CartaCapital, 12/05/17
Editorial
O vilão engoliu o mocinho
Por Mino Carta
A triste, dolorosa encenação a que o
golpe nos obriga a assistir de súbito torna-se pantomima e o herói de um dos
principais atos da peça, o endeusado inquisidor Sergio Moro, mostra-se incapaz de acender a fogueira do auto de fé
ardorosamente ensaiado. O Narciso de camisa preta ficou escravo do papel que se
atribuiu sem condições de arcá-lo, para exibir redondamente toda sua pretensão
e mediocridade.
O embate de Curitiba previsto pela mídia nativa, pronta a
antecipar vencedor e vencido, assim como o inquisidor escolheu o culpado antes
de definir a culpa, soçobra no desfecho oposto. De todo modo, refrega não
houve, sobrou apenas a evidência da impossibilidade de condenar sem provas, bem
como outra, o vilão engoliu o mocinho.
De um lado, a figura enfadonha de voz melíflua a se enredar em sua
própria obsessão e em um emaranhado de perguntas repetidas incessantemente, do
outro um cidadão de muitas sutilezas e senso de humor na ponta da língua e no
semblante, disposto de improviso a perguntar: “Mas... cadê o Dallagnol?” De
fato, o pregador da cruzada não estava presente e nem por isso escapou à
flechada irônica.
O tom e o resultado do espetáculo curitibano são
transparentes aos olhos dos espectadores, a não ser para aqueles que não querem
ver, e da mídia nativa, que continua no seu esforço maciço de sustentar a
perseguição a Lula.
A culpa do ex-presidente resume-se no seu
favoritismo nas próximas eleições. Quem quiser saber dos fatos da quarta 10 de
maio leia a imprensa estrangeira.

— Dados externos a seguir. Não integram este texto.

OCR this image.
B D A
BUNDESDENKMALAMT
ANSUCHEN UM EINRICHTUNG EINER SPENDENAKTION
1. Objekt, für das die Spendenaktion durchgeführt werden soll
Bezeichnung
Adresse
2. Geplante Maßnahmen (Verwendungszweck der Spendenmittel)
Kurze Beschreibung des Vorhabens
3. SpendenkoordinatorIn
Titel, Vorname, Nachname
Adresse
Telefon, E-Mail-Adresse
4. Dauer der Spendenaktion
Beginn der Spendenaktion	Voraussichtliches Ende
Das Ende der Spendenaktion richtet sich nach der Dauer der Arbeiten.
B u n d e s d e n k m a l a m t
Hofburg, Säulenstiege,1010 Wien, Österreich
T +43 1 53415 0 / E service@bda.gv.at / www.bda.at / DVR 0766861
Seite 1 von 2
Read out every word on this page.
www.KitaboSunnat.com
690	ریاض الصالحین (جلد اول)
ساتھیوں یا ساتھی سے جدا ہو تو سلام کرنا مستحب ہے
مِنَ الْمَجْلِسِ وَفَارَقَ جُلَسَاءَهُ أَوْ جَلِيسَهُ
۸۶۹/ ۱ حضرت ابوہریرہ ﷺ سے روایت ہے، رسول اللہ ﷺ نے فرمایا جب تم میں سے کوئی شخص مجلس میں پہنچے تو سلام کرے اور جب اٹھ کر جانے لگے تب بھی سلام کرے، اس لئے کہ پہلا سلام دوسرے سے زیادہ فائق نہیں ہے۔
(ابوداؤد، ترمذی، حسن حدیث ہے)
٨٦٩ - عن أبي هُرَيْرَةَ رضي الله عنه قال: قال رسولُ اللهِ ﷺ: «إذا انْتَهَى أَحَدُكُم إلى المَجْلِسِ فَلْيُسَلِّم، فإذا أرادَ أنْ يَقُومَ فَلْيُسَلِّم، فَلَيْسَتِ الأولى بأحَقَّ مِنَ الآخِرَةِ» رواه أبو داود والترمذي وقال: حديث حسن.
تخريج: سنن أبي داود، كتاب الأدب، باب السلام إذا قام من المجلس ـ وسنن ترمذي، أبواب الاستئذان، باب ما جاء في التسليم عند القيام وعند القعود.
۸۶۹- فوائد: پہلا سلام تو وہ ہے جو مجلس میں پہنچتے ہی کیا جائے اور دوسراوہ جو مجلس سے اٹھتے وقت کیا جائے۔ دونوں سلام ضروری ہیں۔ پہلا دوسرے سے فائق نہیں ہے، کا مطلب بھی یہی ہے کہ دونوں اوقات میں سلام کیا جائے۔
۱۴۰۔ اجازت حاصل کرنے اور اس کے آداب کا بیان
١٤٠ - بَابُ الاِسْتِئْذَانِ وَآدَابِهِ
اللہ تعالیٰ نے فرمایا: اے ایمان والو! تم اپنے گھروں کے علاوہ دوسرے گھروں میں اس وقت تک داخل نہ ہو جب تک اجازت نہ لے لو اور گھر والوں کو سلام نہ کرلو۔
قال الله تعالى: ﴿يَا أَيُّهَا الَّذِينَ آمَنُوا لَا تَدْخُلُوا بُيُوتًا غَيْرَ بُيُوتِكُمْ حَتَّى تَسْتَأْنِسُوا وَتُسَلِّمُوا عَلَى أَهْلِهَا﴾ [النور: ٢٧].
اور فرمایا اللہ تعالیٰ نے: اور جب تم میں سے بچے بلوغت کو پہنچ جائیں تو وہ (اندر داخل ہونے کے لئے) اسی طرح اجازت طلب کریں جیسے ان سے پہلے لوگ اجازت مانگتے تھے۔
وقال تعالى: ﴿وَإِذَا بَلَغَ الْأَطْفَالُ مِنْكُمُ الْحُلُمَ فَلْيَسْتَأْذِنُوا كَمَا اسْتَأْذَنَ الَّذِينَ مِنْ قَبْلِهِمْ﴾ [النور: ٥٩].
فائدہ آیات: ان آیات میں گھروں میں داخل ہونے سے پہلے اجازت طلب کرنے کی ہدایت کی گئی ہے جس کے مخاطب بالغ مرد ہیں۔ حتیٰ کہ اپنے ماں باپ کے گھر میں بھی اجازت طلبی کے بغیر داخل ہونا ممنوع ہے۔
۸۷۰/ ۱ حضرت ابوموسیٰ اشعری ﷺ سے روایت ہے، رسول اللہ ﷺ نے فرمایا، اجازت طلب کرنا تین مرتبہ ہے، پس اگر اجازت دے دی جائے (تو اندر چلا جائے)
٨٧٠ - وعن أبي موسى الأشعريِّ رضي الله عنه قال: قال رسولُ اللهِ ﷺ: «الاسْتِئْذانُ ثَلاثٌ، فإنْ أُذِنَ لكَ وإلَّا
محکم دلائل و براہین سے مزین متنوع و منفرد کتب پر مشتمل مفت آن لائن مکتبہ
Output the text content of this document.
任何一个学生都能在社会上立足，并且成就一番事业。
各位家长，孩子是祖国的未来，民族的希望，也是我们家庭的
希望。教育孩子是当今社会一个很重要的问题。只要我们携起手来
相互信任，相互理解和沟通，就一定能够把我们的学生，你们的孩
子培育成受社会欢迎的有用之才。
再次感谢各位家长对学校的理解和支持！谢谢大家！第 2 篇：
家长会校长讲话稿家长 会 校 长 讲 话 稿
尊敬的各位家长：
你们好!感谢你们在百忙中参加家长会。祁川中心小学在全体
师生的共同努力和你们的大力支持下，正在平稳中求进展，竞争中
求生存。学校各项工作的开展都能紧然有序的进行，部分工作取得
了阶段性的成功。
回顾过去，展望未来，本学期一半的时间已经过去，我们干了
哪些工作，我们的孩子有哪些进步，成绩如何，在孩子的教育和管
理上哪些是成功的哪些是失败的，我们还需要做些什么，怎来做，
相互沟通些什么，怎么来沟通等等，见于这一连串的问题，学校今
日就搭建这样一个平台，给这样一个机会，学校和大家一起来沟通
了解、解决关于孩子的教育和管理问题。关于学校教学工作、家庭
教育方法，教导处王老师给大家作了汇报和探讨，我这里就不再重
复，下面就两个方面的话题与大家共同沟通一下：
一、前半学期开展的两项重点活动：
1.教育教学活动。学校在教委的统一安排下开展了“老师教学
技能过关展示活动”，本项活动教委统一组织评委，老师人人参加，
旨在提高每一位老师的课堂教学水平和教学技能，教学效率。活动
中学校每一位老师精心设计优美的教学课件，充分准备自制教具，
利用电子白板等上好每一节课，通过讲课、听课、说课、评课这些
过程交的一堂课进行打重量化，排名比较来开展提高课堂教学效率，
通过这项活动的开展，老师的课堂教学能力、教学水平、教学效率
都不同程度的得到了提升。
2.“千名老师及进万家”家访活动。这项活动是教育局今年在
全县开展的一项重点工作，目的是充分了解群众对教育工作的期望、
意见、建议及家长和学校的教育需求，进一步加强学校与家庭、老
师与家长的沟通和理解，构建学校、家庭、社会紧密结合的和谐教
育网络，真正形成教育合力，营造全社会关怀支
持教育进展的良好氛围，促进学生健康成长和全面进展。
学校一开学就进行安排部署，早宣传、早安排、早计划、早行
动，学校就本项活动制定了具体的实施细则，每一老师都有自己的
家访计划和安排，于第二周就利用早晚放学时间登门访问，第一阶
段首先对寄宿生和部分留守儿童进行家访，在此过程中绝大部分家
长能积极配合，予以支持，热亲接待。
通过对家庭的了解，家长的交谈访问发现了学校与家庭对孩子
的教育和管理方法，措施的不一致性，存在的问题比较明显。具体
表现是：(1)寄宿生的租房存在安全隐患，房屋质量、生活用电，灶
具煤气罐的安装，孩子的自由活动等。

A nossa, esteio do estado de exceção, como de
hábito constrói a sua versão, cada vez mais falaciosa até os limites do
ridículo.
No país da casa-grande, a caçada a Lula é movida a ódio de classe e a
pregação midiática estimula o confronto entre ricos e pobres. Os coronéis e seus
jagunços são os verdadeiros subversivos. Não há carbonários a tramarem a
revolta popular, são os senhores que a insuflam, sem dar-se conta dos efeitos
de seu comportamento. Há neste enredo um toque espantoso de desvario, de
criminosa insensatez.
Até quando teremos de ler e ouvir a respeito do
triplex mirrado na praia dos farofeiros? Ainda haveremos de padecer as
histórias do sítio de Atibaia, com vista para a favela, da reforma da cozinha,
do barquinho de lata? O Brasil sofre com a situação precipitada pelo golpe de
2016, sofre muito e tudo indica que sofrerá ainda mais, mesmo porque difícil é
imaginar uma saída a curto ou médio prazo.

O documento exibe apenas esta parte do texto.